Ming Na Wen is awesome. I guess Gina Torres walked so Ming Na could kick men in the balls, but I love Zoe from Firefly this episode just isn't Ming Na's time to shine.
FitzSimmons will become my favourites, but in this episode they're just making up the numbers.
J. August Richards, a veteran of Angel plays Mike. He's fantastic. The character is immediately likeable, his political message is strong, it inspires empathy and it ties in (sort of) well to the way that ordinary people would be feeling in this world. In fact it's such a strong concept that it informs the plot for the best MCU Spiderman film Homecoming a few years later. It's just a damn shame that the most interesting character in this episode is only a recurring one rather than a bigger focus of the series.

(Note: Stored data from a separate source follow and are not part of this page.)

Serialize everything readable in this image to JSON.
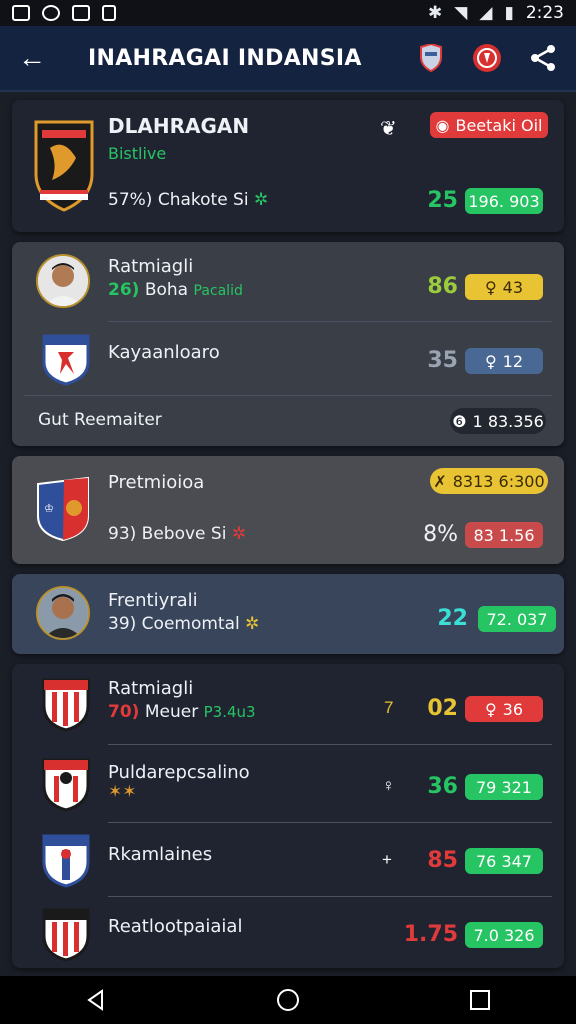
{
  "status": {
    "time": "2:23"
  },
  "header": {
    "title": "INAHRAGAI INDANSIA"
  },
  "card1": {
    "team": "DLAHRAGAN",
    "subtitle": "Bistlive",
    "badge": "Beetaki Oil",
    "stat": "57%) Chakote Si",
    "score": "25",
    "pill": "196. 903"
  },
  "card2": {
    "row1": {
      "name": "Ratmiagli",
      "num": "26)",
      "text": "Boha",
      "tag": "Pacalid",
      "score": "86",
      "pill": "43"
    },
    "row2": {
      "name": "Kayaanloaro",
      "score": "35",
      "pill": "12"
    },
    "footer": {
      "label": "Gut Reemaiter",
      "value": "1 83.356"
    }
  },
  "card3": {
    "name": "Pretmioioa",
    "badge": "8313 6:300",
    "stat": "93) Bebove Si",
    "score": "8%",
    "pill": "83 1.56"
  },
  "card4": {
    "name": "Frentiyrali",
    "stat": "39) Coemomtal",
    "score": "22",
    "pill": "72. 037"
  },
  "card5": {
    "rows": [
      {
        "name": "Ratmiagli",
        "num": "70)",
        "text": "Meuer",
        "tag": "P3.4u3",
        "mark": "7",
        "score": "02",
        "pill": "36"
      },
      {
        "name": "Puldarepcsalino",
        "mark": "♀",
        "score": "36",
        "pill": "79 321"
      },
      {
        "name": "Rkamlaines",
        "mark": "+",
        "score": "85",
        "pill": "76 347"
      },
      {
        "name": "Reatlootpaiaial",
        "mark": "",
        "score": "1.75",
        "pill": "7.0 326"
      }
    ]
  },
  "colors": {
    "green": "#27c463",
    "red": "#e03a3a",
    "yellow": "#e8c334",
    "blue": "#3b5f9b",
    "cyan": "#3ae0d6"
  }
}
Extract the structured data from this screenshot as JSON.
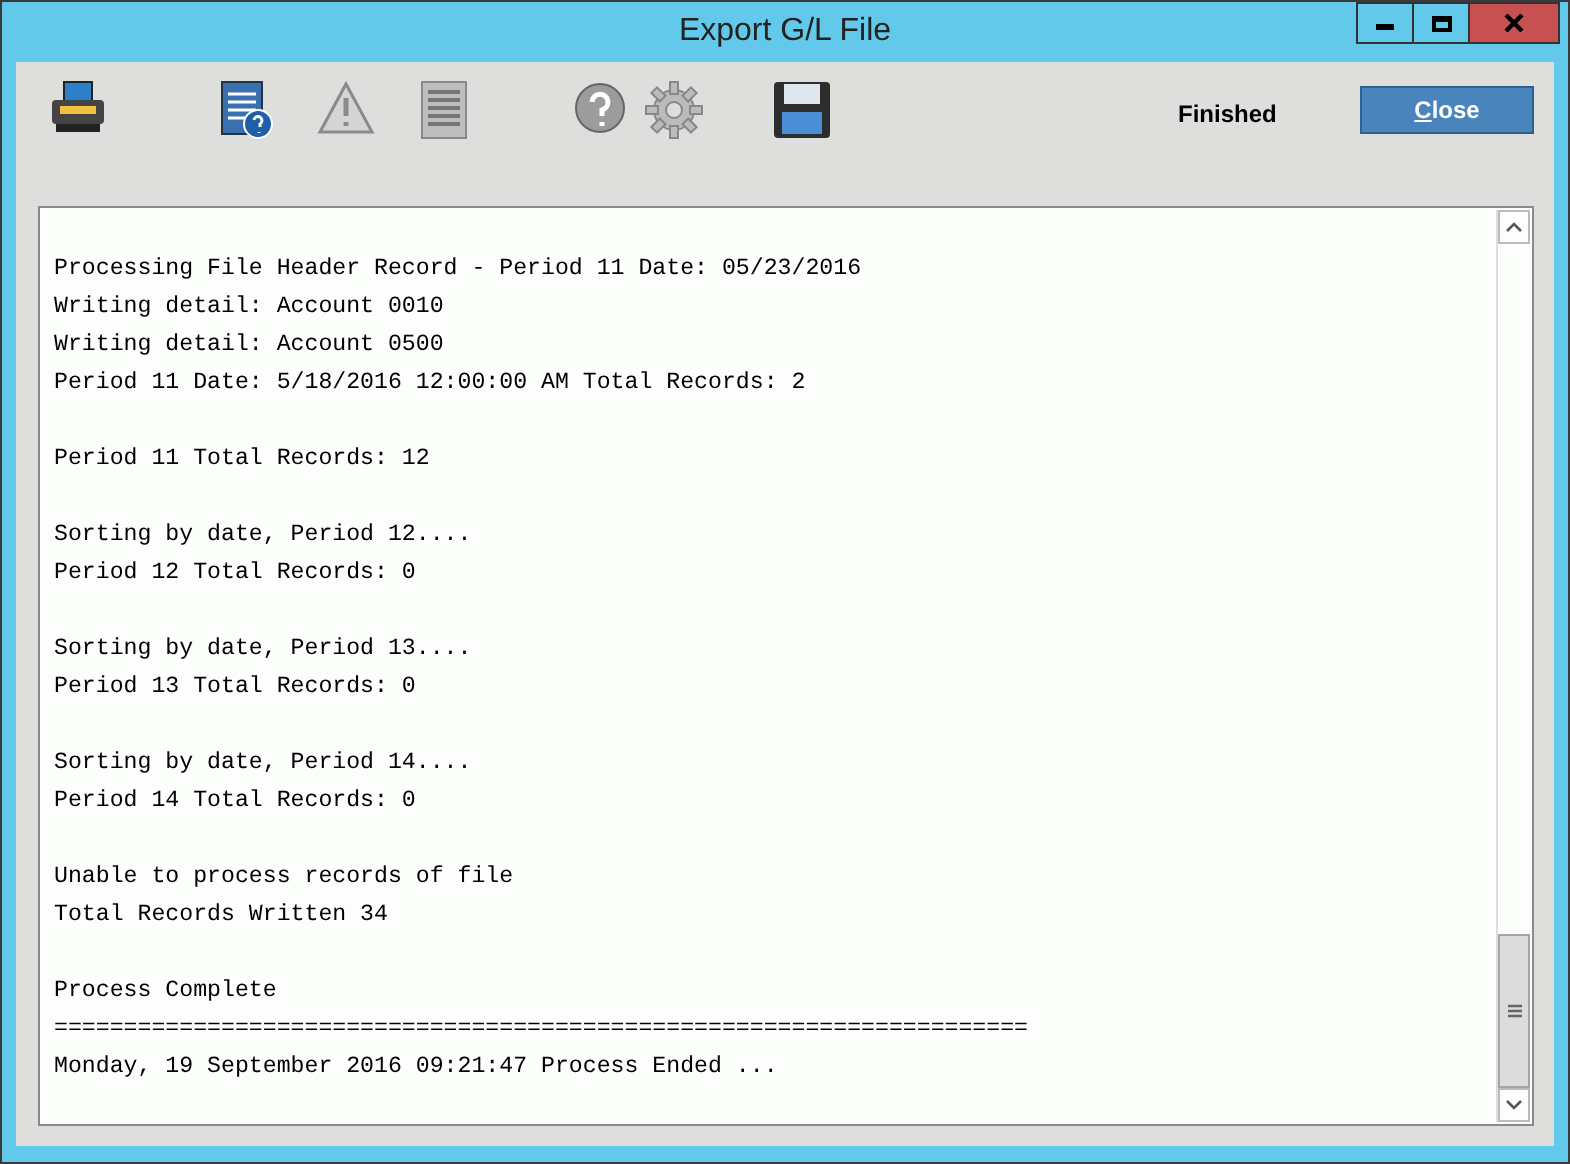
{
  "window": {
    "title": "Export G/L File"
  },
  "toolbar": [
    {
      "kind": "print",
      "disabled": false
    },
    {
      "kind": "report",
      "disabled": false
    },
    {
      "kind": "warning",
      "disabled": true
    },
    {
      "kind": "document",
      "disabled": true
    },
    {
      "kind": "help",
      "disabled": true
    },
    {
      "kind": "settings",
      "disabled": true
    },
    {
      "kind": "save",
      "disabled": false
    }
  ],
  "status": "Finished",
  "close_button": {
    "accelerator": "C",
    "rest": "lose"
  },
  "log": [
    [
      "Processing File Header Record - Period 11 Date: 05/23/2016",
      "Writing detail: Account 0010",
      "Writing detail: Account 0500",
      "Period 11 Date: 5/18/2016 12:00:00 AM Total Records: 2"
    ],
    [
      "Period 11 Total Records: 12"
    ],
    [
      "Sorting by date, Period 12....",
      "Period 12 Total Records: 0"
    ],
    [
      "Sorting by date, Period 13....",
      "Period 13 Total Records: 0"
    ],
    [
      "Sorting by date, Period 14....",
      "Period 14 Total Records: 0"
    ],
    [
      "Unable to process records of file",
      "Total Records Written 34"
    ],
    [
      "Process Complete",
      "======================================================================",
      "Monday, 19 September 2016 09:21:47 Process Ended ..."
    ]
  ]
}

The fact that the series isn't focussed on Mike, or characters like him really gets to the core of my initial problem with the series. There's a real charm in Whedon projects to seeing the underdogs struggle against the forces of society in order to do good. It's evident in Buffy as the gang meet in the school library, struggling with bullies and hormones just as much as they are against demons. It's there in Firefly and Angel as downtrodden protagonists with histories and struggles navigate their ways through hostile environments with just the support of their friends and their wits to get by. SHIELD is not that; as Skye rightly points out, they are the power, they are the government and therefore they are just not as compelling as your average Mike making impossible choices just to get by. That said, there's a fair mission statement in Mike's monologue about the lies he's been told - that hard work and doing the right thing will pay off when, in fact, in this world some people are just more privilaged (read superpowered). It speaks to Whedon's instincts as a storyteller that Coulson agrees with him - Coulson is the sidekick, the bit character, the Xander among Scoobies. He knows what it's like to be normal. But then again he also has a flying car.
Final Thoughts
So is it worth continuing? We're not going to get a powerful metaphor here about navigating your teenage years, or about struggling with addiction and consolidating your being with the sins of your past. Are we? What's the thesis statement of Agents of SHIELD and will it be realised and developed once Big Whedon releases the reigns? I hope so - there's that spark of potential there. SHIELD are not Gods, they're made up of flawed and idiosyncratic people, cleaning up the mess and trying to do the right thing. If the series remembers the humanity amongst the corporate forces of both SHIELD and Marvel studios it'll probably make for an enjoyable if sometimes pedestrian offering of genre television. Will that be enough to pull me through seven series? I hope so.